This guy, Daniel Steinmetz-Jenkins, has a weird take on Ta-Nehisi Coates. Coates would be less pessimistic if he weren’t an atheist, and that pessimism, somehow, is a problem.
Coates’s belief that white supremacy is fundamentally woven into the fabric of the United States is built on a larger metaphysical assumption that without the existence of God the entire world bends towards injustice. He points to the egregious history of racial injustice in this country, and the atrocities committed by the Nazis and Soviets, through the books of Judt and Snyder, to prove his point.
The real problem for Coates, then, might ultimately not be white supremacy, but rather the non-existence of God. It is the non-existence of God, according to his argument, that rules out the possibility of any collective redemption not just in the United States, but the world writ large.
Hang on there, Dan. You got an explanation already — there is an “egregious history of racial injustice in this country”. Coates is aware of this history, and it is that history that leads him to understand that white supremacy is part of the fabric of the United States. His atheism is irrelevant to that specific understanding, since, after all, non-atheists like Martin Luther King Jr. and Malcolm X also came to the same conclusion.
Steinmetz-Jenkins harps on “collective redemption” a lot, without bothering to explain it. I think he means something like a savior washing away the sins of the past; if only we believed in a magical being who magically blessed America and forgave it its deeply rooted bigotry, then the stain of the KKK, of the 16th Street Baptist Church bombing, of centuries of slave ships anchoring on our shores, of the extermination of native peoples, of every crime perpetrated in the name of Whiteness, would disappear, and all the neo-nazis would be allowed to dance in heaven, and our healing would begin.

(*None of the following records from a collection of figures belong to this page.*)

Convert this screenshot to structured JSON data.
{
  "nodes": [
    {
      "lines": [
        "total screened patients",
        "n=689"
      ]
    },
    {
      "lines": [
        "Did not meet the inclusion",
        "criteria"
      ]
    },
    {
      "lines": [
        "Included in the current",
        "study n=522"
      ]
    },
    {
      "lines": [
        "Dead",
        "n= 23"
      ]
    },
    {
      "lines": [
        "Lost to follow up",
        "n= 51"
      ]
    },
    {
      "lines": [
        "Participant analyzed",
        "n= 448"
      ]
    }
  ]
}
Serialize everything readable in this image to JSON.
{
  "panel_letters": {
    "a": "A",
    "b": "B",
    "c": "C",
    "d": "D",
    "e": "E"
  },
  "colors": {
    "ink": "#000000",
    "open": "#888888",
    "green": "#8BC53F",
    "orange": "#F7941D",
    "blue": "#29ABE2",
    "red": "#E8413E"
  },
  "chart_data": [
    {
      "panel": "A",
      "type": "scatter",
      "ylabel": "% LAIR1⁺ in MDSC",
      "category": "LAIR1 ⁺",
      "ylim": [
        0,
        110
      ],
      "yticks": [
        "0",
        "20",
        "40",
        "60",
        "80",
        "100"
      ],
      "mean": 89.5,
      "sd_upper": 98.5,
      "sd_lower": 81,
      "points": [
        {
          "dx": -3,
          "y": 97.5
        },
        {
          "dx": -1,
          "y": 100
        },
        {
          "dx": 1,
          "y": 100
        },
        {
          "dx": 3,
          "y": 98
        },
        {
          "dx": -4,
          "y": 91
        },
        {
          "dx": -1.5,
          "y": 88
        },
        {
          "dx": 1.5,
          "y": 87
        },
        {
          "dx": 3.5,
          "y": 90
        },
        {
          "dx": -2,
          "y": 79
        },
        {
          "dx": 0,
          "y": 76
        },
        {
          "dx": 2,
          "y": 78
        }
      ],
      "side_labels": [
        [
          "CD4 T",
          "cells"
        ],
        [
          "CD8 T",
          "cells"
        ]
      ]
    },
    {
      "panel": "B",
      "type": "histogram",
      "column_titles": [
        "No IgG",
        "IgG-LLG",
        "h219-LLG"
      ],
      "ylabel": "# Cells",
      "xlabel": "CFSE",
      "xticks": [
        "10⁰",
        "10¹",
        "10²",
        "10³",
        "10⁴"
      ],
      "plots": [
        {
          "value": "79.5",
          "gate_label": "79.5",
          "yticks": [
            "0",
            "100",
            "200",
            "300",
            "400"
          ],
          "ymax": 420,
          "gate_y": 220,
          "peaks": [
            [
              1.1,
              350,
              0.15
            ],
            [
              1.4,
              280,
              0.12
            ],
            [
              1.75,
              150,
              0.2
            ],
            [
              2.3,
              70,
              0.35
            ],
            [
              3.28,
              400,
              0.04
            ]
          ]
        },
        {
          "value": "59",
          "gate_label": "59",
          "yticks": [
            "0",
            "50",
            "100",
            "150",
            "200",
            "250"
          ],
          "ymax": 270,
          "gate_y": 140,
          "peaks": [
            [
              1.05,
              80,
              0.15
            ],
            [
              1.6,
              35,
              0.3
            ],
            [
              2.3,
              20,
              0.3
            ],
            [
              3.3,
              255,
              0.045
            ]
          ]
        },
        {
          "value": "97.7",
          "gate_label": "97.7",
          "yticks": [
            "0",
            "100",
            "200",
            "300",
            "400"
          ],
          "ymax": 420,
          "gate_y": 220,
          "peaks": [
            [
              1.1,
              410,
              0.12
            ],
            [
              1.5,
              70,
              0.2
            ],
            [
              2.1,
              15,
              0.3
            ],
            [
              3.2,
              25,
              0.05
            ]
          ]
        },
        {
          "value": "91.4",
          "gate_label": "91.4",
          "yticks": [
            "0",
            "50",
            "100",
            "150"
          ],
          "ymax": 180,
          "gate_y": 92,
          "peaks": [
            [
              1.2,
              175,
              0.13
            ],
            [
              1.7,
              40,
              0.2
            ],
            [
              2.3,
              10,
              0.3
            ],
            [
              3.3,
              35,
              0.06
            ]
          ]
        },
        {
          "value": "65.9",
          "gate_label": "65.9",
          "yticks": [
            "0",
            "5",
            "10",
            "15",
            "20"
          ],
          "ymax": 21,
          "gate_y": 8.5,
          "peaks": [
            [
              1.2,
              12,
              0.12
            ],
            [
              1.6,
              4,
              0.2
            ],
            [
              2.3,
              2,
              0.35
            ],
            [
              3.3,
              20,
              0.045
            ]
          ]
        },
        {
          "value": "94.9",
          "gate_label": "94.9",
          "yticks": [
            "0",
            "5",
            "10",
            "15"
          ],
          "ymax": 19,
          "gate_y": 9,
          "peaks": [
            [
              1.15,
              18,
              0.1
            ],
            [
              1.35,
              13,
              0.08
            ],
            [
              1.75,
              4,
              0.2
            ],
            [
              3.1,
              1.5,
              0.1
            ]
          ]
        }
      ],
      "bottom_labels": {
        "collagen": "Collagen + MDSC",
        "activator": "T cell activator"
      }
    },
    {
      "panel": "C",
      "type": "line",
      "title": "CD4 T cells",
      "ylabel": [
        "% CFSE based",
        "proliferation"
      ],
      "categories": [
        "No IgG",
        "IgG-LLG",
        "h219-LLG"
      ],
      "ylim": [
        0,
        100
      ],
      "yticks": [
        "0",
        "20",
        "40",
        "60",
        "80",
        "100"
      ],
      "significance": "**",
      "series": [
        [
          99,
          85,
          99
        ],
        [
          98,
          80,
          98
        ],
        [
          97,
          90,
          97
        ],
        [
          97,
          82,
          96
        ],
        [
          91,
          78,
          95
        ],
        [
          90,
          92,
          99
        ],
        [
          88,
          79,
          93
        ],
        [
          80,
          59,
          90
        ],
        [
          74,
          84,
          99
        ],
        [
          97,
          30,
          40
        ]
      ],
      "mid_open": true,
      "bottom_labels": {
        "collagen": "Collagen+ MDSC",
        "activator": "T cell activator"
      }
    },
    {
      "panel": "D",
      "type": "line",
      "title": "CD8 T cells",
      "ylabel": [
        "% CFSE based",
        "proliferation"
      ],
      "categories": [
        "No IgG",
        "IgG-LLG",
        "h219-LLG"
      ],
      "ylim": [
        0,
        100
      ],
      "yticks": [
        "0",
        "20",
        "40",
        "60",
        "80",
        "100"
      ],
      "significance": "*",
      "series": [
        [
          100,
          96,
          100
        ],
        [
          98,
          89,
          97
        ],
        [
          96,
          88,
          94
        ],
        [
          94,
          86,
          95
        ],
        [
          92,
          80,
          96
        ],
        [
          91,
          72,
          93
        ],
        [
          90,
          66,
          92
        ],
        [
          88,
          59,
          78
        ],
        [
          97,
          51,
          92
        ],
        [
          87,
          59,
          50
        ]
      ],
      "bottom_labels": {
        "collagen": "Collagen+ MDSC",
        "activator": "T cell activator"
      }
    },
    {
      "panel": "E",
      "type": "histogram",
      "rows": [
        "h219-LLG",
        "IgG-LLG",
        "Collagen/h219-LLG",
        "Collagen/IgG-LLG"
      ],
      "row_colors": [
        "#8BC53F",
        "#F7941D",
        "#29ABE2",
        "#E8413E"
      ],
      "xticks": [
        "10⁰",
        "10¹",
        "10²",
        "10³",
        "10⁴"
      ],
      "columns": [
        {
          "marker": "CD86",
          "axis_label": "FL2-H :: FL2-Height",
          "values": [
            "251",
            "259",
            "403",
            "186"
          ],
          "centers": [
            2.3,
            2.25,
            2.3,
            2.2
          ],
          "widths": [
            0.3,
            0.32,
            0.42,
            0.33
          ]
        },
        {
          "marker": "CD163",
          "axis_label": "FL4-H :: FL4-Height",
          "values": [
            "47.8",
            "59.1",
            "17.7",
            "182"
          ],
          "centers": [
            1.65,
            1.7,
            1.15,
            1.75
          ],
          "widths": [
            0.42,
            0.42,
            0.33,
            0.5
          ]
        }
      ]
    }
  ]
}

It’s true, I don’t believe in collective redemption either. I think it’s superstitious ju-ju that tries to paper over serious problems with lies, and that we have to spend all of our lives working to atone for our errors…and that the errors never end. That’s not nihilism, though. Our goal, and the virtue of our goal, is in the process of living and working and striving to better ourselves. The myth that there is a “collective redemption”, where the problems of the individual can be eliminated with a snap of the fingers by a single person or single act, is one of the worst notions to come out of Christianity. It’s popular with people who want instantaneous absolution, and are willing to believe a lie that perpetuates the problem, as long as it makes them feel good.